Some Assembly Required: FCRC Builds Modular Apartment Tower

The latest high-rise tower under construction in Brooklyn, N.Y., will be largely built in a factory.

Workers broke ground December 18 on B2, the first of several residential towers planned at Forest City Ratner Cos.’ (FCRC) Atlantic Yards development near Downtown Brooklyn, next to FCRC’s newly completed Barclays Center arena.

“This will be the tallest building in the world using modular technology,” says Bruce Ratner, chairman and CEO of FCRC. “And I must tell you that it will also be beautiful." The new, 32-story tower will be LEED-certified, with better air-quality and more efficient insulation than conventional construction. Modular construction techniques create this high quality of construction at a significant cost savings, according to FCRC.

So what is modular construction? The foundation and the steel framing of B2 will be built onsite, like a conventional New York City high-rise. But the interiors of B2’s 363 apartments will be constructed at a factory at the Brooklyn Navy Yard. The 930 “modules” will include entire finished rooms and sets of rooms—bedrooms with electrical outlets already installed, kitchens and bathrooms with the plumbing already in place. These “modules” will be brought to the construction site on trucks, lifted by cranes and attached to the building’s steel frame.

“This type of construction is very exciting, but what is most important, and what I care most about, is that it's affordable,” Ratner says. Overall, experts says that modular construction can chop 20 percent to 30 percent off of a development’s construction costs and increase the quality of construction at the same time.

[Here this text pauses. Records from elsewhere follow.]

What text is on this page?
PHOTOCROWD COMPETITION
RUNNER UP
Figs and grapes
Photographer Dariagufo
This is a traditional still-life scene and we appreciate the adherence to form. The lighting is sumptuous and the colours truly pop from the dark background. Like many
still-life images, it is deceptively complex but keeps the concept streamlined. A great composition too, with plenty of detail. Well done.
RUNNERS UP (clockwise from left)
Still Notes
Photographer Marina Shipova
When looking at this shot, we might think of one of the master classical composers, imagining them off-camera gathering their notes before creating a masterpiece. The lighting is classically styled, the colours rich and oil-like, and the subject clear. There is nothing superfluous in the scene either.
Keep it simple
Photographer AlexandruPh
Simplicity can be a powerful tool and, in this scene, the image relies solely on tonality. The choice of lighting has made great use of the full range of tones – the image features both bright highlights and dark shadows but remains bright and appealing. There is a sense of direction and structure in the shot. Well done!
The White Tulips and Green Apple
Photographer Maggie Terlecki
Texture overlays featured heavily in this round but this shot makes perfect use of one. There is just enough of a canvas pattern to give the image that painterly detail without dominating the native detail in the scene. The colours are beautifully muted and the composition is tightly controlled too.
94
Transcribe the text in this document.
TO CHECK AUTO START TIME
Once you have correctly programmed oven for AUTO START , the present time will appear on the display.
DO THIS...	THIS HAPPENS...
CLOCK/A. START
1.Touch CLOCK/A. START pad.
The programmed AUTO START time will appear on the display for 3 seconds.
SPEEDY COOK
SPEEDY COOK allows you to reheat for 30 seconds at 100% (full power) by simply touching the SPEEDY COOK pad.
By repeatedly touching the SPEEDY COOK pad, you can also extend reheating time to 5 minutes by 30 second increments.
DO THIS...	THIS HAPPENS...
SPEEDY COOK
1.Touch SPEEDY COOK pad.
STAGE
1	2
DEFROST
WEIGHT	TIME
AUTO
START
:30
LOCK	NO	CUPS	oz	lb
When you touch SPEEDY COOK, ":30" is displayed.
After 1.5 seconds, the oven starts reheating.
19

The cost savings will help FCRC meet its promise to reserve half of the 363 apartments at B2 for households earning low, moderate and middle incomes. The remaining 182 luxury apartments will rents at market rates. The affordable and the market-rate apartments will be spread evenly throughout the tower, according to FCRC.

Construction at B2 is now expected to take 28 months, and should be finished by the end of 2014—10 months shorter than a typical construction schedule for a project of this scale, according to FCRC. That works out to an immense savings, even just considering the cost of construction financing. Modular construction can help save these 10 months because the modules that become the individual apartments can be built in a factory at the same time as construction workers at the site are still digging the foundation. They don’t have to wait till the building tops out.

"Modular promises higher quality, greener construction, faster delivery time and lower costs,” says Thomas Hanrahan, dean of Pratt's Institute's architecture school in Brooklyn. The quality can be improved by modular construction because the apartment can be finished indoors. Each module is built on a factory floor, away from the rain and weather. Modular construction is also expected to result in 70 percent to 90 percent less waste than traditional construction. B2 is expected to achieve LEED Silver certification.

In the past, labor costs have also often been part of the savings that come with modular construction. Many modular factories are located far from the more expensive labor markets on the coasts, in the hills of Pennsylvania, for example. But New York City is a town with strong construction unions, and it took some doing before they agreed to allow modular construction at B2, already settled to be a union job.

Part of the deal included a pledge that the modules would be created in a 100,000-sq.-ft. factory located in the Brooklyn Navy Yard. By late spring, 125 union workers should be employed at the factory. FCRC plans to partner with Skanska USA, one of the world’s largest construction and development groups, to create a new company called FC + Skanska Modular LLC (FCS Modular) that will build the modular components.

“With our new partner, Skanska USA, we are creating a new industry for which we can say, ‘Made in Brooklyn,” Ratner says.